My, oh my. I'm having a gigantic battle with myself this morning. It is so grand and glorious outside this first day of April. My mind, soul and younger self wants to be outside working.
Now that my decorative wall is complete, I want to get out there and move the plants from the planter I want to dismantle. But, my hip still hurts some, and common sense tells me it is a bad idea to be out shoveling. What to do? What to do?
Today I would sell my a-fore mentioned soul to the devil to be in my thirties again.
I never ever worried about breaking a bone, and sore muscles never bothered me, so working out doors has never seemed like work. Physical labor, especially outdoor labor was always fun. Ahhhh, communing with nature. Creepy crawlies, dirt under my fingernails, wet, stained sweat-pants, or even wet stained knees...I devoured all of it. Oh, and the fresh air and sunshine...couldn't ever get enough.
Now though, I do worry. Especially the part about breaking a bone. What if my foot slips off the edge of the shovel and I lose my balance? What if I break my hip? An ankle? A leg? Should I finally make a decision to purchase one of those necklaces to wear around my neck? Really, has it come to that?
Bummer.
I suppose, I could simply go out and sit...but then my conscience would bother me because I know I want to work...Oh...I ever so badly...want to work. I was talking with my cousin on the phone last week, and we both decided it would be much better if we were all born old and grew young, and then contemplated how that would work. I suggested we would all spring to life, from inside humongous pea-pods. Dah, dah!

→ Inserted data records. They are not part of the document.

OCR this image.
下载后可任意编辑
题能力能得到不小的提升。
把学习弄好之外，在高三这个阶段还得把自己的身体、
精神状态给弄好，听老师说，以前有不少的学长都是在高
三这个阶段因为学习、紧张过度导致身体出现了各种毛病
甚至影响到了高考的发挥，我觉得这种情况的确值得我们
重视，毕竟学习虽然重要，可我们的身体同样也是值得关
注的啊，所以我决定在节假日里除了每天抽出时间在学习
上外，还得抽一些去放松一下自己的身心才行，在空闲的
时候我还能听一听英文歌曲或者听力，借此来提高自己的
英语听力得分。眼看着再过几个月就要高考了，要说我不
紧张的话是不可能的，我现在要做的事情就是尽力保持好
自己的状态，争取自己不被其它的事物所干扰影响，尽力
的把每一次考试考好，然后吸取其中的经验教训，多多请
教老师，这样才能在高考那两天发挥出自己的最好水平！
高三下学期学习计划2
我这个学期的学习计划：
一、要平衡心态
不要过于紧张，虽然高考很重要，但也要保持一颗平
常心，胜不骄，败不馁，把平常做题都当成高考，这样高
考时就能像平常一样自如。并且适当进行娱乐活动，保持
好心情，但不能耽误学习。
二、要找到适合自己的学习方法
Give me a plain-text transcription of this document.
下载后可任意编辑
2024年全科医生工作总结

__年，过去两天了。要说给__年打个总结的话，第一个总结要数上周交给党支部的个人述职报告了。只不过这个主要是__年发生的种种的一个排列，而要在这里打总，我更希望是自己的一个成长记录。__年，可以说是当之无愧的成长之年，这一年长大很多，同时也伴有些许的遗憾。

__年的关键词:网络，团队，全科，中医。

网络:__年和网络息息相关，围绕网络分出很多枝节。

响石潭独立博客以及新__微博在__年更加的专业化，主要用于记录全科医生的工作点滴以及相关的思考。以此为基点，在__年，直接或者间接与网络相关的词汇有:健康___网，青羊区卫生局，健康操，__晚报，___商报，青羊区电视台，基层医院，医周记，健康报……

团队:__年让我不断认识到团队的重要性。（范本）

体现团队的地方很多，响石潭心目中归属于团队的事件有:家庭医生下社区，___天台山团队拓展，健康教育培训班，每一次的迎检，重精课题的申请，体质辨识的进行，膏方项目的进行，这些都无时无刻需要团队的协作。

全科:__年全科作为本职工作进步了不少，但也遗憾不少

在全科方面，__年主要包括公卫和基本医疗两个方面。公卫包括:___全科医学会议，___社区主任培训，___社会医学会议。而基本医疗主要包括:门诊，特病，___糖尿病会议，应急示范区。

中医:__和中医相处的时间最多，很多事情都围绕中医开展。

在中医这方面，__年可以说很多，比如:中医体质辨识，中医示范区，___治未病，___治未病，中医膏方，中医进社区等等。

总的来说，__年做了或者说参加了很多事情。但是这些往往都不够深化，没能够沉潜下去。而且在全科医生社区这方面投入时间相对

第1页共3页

Maybe we would all start out at some preplanned age...let's say 100, yeah, we'd be achy, and pain-y, and maybe even feeble, or sick. But every day, week, month and year, we would get younger, stronger and healthier. Now, let's pretend we have all
the memories, we ever had, as we had learned them the way we did growing up
from a baby...but we could have 'do overs'....wow....
And...
I think I will leave this particular blog on that note. I'm going to ponder that today. Would I actually do "do overs"? I don't know...my life's been pretty darn good.
Question is, will I do my pondering while I'm shoveling dirt and moving plants, or let common sense take over and go sit in the sun whilst pondering...Oh the puzzlement.
If you are pondering good things....do it in the sun. If there are bad thoughts then pick up the shovel.
ReplyDeleteThere ya' go...pick up that shovel and bury those darn bad thoughts. Thanks, Middlechild.